Trans-Catalina Trail, 48 miles, 9,000 ft ascent, May 6-8, 2019.
I walk the length of Catalina island, augmenting the recommended route of the Trans-Catalina Trail at both ends and adding several diversions in the middle. There is water at each nightly stop, so I enjoy a feather-light pack.
The trip starts at the San Pedro Harbor where my Catalina Express boat is dwarfed by one of the holiday cruise boats. I leave Sunday at 5:00 PM to spend the night in Avalon in order to get an early start on Monday. There are three people on my boat. It is remarkable how close Catalina is to Los Angeles and how few people venture there.
The Catalina hills come into view.
San Fran style cioppino and stiff margaritas are an excellent way to commence a hike adventure.
DAY 1- Avalon to Black Jack campground- 17 miles, 3,568 ft ascent
The next morning I walk through the town in search of espresso and admire the Catalina Hotel, one of the more charming old-fashioned buildings.
Avalon harbor. The round building is the old casino.
The worldwide scourge of small harbors.
To commence I choose a partially off-trail route that follows a ridgeline hitting some peaks and benchmarks, several miles longer than the boring road route up from Avalon.
Many of the highest points feature ribbons of fire-trails.
I sweep around to get my first glimpse of the western face of the island.
The warning sign about bison is convincing; an 1800 lb animal running at 35 mph is impressive.
The one-mile Lone Tree lookout is a worthwhile diversion.
There is a Pynchon-like strangeness to remote scientific equipment positioned in the wilderness.
To my surprise I encounter a few reservoirs filled with water, and some small flowing streams, evidence that we did indeed have a wet winter.
Bison in the path. I end up walking around several, which is not terribly difficult but still unpleasant as my trail runners suck up weed darts, forcing me my to remove shoes many times.
Day 1 stats from the GAIAGPS app.
Day 2- 18 miles, 2,773 ft ascent.
The hike from the Black Jack campground continues in the heart of the island, circles the airport, descends to Little Harbor campground, and then follows perhaps the most scenic path of the trip along the western ridge to Two Harbors.
I climb Black Jack and Mt. Orizaba.
More strange scientific reporting equipment on Mt Orizaba.
The airport is especially nice with a small cafe and a didactic display about the history of the island.
Of course the Spanish herded the indians off the island so they could become slave workers for the missions.
The mainland is visible, with Palos Verdes (known as “PV” to some) in the foreground.
I arrive midday at Little Harbor, nice spot. Margi has taken the Safari Bus to here and we will walk back together to Two Harbors.
Curious strands of strange blue rock, too extensive and embedded to be dropped paint.
The second half of this day and this path is the most visually natural of the trip, with little visible road or power infrastructure.
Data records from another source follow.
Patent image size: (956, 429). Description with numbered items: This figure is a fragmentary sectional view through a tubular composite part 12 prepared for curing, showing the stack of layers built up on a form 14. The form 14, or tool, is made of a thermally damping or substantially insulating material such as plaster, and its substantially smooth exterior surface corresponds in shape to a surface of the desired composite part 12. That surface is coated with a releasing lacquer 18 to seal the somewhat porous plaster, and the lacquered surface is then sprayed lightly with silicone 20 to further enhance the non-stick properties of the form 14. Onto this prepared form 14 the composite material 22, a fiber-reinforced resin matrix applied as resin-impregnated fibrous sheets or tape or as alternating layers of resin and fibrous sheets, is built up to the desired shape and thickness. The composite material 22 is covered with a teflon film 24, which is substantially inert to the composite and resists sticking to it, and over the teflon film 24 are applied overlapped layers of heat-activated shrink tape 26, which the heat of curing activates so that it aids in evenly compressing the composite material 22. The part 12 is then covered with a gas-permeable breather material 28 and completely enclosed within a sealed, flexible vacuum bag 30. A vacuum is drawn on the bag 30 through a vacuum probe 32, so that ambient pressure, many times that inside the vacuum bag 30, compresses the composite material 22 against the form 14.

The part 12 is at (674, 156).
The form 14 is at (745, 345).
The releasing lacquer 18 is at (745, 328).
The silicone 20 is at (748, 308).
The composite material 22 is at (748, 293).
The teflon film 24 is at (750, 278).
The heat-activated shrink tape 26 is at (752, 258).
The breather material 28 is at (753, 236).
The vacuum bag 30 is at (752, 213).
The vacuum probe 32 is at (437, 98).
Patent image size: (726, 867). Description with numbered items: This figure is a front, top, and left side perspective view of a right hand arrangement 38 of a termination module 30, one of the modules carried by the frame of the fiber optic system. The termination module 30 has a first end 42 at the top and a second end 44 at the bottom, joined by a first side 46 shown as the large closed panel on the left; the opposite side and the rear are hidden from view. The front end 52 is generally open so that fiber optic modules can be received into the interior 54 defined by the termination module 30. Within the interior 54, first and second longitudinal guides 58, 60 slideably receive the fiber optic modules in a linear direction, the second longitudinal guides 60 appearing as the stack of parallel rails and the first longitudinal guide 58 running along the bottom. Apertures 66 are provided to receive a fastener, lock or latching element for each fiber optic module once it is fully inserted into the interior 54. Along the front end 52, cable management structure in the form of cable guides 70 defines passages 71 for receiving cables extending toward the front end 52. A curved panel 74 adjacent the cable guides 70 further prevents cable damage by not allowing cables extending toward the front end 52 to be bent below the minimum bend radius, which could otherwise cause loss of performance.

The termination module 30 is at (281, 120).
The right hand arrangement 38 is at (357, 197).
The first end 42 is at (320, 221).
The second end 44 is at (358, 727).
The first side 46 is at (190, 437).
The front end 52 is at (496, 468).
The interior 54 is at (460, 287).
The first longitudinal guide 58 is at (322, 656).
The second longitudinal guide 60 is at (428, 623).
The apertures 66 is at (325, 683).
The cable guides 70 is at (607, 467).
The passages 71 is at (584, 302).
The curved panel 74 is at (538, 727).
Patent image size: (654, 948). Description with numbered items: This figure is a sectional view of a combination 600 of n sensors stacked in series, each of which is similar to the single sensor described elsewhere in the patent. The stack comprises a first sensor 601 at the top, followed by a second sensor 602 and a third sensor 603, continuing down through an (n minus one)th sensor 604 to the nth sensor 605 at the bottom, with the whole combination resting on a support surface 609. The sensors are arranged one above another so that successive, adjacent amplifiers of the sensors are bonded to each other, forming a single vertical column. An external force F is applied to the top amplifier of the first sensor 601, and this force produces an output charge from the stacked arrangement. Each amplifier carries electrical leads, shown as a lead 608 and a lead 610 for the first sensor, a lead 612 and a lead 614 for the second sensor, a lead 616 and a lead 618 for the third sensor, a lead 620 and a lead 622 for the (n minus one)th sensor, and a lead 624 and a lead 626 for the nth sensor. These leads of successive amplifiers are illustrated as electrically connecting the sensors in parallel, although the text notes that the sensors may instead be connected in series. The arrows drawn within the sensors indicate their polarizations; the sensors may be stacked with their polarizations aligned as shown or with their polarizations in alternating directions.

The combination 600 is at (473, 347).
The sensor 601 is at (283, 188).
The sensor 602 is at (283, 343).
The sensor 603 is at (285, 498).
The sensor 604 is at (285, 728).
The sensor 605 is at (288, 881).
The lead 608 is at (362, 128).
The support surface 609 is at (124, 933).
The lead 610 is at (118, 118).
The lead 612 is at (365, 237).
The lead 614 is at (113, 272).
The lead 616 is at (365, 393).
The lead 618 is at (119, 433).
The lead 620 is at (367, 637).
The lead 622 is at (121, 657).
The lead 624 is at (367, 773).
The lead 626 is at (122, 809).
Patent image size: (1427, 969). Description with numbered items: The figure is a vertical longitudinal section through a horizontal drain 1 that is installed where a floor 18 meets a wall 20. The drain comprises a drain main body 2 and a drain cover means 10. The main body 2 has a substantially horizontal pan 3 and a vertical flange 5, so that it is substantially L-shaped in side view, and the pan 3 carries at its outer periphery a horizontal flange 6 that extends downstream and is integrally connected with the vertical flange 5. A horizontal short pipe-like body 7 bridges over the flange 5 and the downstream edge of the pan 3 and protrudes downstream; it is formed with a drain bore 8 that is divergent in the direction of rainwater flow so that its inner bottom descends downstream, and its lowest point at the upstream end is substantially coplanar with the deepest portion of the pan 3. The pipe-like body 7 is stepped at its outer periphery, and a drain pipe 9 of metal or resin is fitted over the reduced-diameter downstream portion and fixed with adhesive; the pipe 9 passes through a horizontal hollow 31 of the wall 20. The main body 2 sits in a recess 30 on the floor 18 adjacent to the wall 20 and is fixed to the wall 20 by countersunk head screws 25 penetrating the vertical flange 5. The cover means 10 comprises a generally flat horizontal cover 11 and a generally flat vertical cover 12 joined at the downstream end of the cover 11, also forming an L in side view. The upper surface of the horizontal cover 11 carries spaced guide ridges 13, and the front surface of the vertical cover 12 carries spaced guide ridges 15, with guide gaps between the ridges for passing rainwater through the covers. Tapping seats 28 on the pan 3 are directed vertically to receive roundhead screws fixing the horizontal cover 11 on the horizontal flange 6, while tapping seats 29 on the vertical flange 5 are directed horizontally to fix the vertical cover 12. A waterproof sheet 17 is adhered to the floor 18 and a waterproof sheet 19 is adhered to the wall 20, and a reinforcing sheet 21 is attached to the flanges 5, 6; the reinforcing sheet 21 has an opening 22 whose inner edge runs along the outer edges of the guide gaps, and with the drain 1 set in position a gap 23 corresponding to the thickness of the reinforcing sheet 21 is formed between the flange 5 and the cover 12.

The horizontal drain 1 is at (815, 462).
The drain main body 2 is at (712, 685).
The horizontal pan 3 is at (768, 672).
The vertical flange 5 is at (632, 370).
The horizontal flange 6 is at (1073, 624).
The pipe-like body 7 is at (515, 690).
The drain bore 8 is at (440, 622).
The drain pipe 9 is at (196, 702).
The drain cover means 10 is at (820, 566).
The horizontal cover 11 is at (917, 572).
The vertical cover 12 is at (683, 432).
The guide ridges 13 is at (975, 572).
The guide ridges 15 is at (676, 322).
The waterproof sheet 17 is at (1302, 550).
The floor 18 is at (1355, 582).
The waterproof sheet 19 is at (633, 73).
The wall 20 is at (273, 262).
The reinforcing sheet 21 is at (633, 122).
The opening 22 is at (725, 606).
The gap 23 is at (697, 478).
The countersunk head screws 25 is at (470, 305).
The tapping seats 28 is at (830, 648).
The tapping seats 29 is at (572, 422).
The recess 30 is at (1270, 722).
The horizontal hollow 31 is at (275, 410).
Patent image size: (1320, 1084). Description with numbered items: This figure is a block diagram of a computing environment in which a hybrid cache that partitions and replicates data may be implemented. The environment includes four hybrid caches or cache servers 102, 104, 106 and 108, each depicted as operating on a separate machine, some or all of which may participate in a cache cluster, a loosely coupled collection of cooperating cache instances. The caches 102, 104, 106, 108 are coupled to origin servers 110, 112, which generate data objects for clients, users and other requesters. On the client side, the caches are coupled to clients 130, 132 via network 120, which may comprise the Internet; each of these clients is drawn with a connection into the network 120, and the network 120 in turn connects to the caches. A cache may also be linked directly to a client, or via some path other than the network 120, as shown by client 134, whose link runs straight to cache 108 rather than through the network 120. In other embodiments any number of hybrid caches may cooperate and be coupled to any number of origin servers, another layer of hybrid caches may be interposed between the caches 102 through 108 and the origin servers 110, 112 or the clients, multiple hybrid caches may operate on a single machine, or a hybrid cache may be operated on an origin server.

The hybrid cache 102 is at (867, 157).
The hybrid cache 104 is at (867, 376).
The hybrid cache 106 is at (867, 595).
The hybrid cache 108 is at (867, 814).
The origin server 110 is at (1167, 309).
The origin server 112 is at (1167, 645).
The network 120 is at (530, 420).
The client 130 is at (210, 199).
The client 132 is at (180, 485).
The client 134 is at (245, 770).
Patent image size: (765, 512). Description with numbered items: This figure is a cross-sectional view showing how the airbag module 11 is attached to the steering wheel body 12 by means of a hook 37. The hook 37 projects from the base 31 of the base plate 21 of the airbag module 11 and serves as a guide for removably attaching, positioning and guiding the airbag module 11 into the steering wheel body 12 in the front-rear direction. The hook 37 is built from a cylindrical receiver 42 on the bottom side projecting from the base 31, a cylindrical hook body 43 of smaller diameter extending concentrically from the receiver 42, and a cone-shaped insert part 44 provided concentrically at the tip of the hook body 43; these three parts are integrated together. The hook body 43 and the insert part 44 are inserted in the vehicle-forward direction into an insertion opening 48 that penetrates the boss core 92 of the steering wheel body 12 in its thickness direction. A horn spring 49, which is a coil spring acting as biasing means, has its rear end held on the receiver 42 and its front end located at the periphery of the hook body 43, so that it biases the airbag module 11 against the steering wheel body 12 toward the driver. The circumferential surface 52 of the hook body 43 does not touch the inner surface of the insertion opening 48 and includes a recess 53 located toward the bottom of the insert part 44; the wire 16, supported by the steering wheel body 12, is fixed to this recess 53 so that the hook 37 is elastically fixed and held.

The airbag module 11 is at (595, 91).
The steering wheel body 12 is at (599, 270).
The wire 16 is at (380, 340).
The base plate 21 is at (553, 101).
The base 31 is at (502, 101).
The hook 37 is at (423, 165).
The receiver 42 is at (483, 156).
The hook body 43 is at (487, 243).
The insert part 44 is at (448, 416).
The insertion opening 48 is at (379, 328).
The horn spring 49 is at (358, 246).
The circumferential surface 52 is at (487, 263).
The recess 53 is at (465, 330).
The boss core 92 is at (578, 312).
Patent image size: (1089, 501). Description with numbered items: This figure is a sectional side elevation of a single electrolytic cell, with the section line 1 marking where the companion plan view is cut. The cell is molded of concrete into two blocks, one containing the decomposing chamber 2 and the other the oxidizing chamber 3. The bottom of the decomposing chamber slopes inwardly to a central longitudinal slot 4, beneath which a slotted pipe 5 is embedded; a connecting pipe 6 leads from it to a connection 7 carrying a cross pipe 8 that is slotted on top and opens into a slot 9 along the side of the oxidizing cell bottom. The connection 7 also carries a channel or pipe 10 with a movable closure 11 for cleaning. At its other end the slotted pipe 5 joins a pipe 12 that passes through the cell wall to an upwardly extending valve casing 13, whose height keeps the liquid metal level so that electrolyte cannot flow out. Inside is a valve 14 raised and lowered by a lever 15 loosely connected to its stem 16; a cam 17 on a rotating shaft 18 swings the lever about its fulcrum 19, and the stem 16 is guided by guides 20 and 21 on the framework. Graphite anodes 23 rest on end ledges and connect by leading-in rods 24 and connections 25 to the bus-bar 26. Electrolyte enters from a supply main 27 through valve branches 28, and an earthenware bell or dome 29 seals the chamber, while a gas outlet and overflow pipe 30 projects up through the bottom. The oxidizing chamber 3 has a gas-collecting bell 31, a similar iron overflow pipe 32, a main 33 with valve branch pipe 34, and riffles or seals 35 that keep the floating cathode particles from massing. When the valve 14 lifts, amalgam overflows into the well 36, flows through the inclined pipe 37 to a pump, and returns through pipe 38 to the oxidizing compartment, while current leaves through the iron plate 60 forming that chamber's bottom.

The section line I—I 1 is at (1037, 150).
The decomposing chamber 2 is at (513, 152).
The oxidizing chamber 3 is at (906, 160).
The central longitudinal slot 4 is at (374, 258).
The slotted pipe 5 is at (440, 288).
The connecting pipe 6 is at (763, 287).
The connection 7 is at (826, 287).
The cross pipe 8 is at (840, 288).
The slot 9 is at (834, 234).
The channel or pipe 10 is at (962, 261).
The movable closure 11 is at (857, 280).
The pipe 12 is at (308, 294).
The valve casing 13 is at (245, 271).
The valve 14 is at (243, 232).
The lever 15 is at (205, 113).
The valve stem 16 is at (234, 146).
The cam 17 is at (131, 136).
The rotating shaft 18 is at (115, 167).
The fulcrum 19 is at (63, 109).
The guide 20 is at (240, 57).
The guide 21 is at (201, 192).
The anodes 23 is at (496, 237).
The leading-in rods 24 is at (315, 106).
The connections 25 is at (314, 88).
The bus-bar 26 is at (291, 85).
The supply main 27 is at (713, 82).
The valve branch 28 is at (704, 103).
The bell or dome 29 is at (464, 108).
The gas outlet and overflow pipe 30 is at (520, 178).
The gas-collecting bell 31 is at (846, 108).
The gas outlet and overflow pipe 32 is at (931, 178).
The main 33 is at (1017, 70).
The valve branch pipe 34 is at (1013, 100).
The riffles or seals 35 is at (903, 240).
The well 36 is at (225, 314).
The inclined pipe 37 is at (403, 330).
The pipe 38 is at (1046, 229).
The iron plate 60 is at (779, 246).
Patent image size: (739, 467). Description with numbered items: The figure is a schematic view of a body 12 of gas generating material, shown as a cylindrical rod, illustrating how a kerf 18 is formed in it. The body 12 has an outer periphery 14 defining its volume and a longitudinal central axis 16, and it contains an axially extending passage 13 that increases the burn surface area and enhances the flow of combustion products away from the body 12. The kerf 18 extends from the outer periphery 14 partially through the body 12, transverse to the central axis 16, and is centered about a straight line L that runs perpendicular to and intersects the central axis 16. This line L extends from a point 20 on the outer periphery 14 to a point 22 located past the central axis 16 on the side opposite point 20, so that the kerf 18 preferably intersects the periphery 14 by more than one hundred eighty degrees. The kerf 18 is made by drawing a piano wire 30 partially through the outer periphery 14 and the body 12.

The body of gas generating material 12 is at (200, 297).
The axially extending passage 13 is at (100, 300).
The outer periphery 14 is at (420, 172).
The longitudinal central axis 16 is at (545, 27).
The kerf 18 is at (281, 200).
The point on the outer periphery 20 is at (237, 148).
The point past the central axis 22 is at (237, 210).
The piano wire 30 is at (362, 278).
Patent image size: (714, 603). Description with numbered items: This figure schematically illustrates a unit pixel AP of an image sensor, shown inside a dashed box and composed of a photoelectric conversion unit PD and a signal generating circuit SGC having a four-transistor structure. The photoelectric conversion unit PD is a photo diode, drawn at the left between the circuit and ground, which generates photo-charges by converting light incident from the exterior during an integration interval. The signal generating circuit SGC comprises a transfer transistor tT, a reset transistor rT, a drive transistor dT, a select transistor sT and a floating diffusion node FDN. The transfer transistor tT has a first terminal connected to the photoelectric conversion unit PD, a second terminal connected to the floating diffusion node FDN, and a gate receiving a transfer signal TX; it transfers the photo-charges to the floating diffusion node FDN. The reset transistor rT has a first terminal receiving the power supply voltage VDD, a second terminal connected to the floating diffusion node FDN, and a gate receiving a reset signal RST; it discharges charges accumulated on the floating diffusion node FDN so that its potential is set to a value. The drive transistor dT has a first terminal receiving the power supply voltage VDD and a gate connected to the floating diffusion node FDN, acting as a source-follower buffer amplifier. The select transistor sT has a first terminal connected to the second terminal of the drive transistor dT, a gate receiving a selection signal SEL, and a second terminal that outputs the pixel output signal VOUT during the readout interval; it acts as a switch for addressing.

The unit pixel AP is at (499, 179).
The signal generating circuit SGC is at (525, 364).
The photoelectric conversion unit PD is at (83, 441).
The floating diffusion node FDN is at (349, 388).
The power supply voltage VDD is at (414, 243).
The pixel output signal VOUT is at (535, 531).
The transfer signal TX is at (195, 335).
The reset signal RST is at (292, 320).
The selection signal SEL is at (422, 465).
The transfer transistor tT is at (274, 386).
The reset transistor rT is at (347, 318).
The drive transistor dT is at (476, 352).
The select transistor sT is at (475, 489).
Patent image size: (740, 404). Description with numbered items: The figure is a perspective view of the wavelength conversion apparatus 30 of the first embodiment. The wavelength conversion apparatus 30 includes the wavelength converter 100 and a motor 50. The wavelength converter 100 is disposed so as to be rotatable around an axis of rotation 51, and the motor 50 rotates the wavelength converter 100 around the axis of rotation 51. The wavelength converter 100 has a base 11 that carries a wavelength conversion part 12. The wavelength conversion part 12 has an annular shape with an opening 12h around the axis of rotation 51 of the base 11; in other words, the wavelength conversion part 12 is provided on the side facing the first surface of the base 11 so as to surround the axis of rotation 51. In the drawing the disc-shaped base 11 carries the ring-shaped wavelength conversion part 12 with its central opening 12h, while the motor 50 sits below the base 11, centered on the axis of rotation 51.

Trip totals up to the end of the second day.
I stay at the Banning House Inn at Two Harbors. It is very rustic, quiet, and enjoys great views of the Isthmus.
DAY 3- 13 miles, 2,634 ft.
I start very late at 9 am with a plan to triage my hike at the end if I run out of time to meet the boat I have arranged to pick me up at 6 pm at Emerald Bay. The eastern side of Two harbors is the developed harbor, but it is still very simple and has not changed much in 60 years.
This view shows the third-day hike with the conclusion at Emerald Bay. With another 90 minutes I could go to the extreme end of the island and back, and a common trip plan is to stay at Parson’s Landing for the night, but I choose to take a boat back to my hotel room at Two Harbors.
Southward-looking view of the Two Harbors isthmus.
I enjoy the ribbons of trail seen from above.
There are many Painted Lady butterflies, and caterpillars in the trail.
The only peak register I found on the island was totally jammed with entry books, a total chaos.
Silver Peak, 1,652’, is shrouded in fog all day.
I wonder if these pea-like pods are edible.
I drop into Emerald Bay where there is a large Boy Scout camp.
My chartered boat takes me back to Two Harbors, saving me the last two hours of hiking on the very boring road.
Back at the Banning House, a few foxes are unafraid of humans and are sneaking around. They are sort of half-cat half-dog, but definitely lacking any emphathetic human connection.
I enjoyed the trip. The scenery does not vary much but there are many remarkable views. The hiking is easy, with potable water available almost every half-day. Although it was overcast and cool, I was aware of more humidity than on the mainland and would not want to do this hike on hot summer days.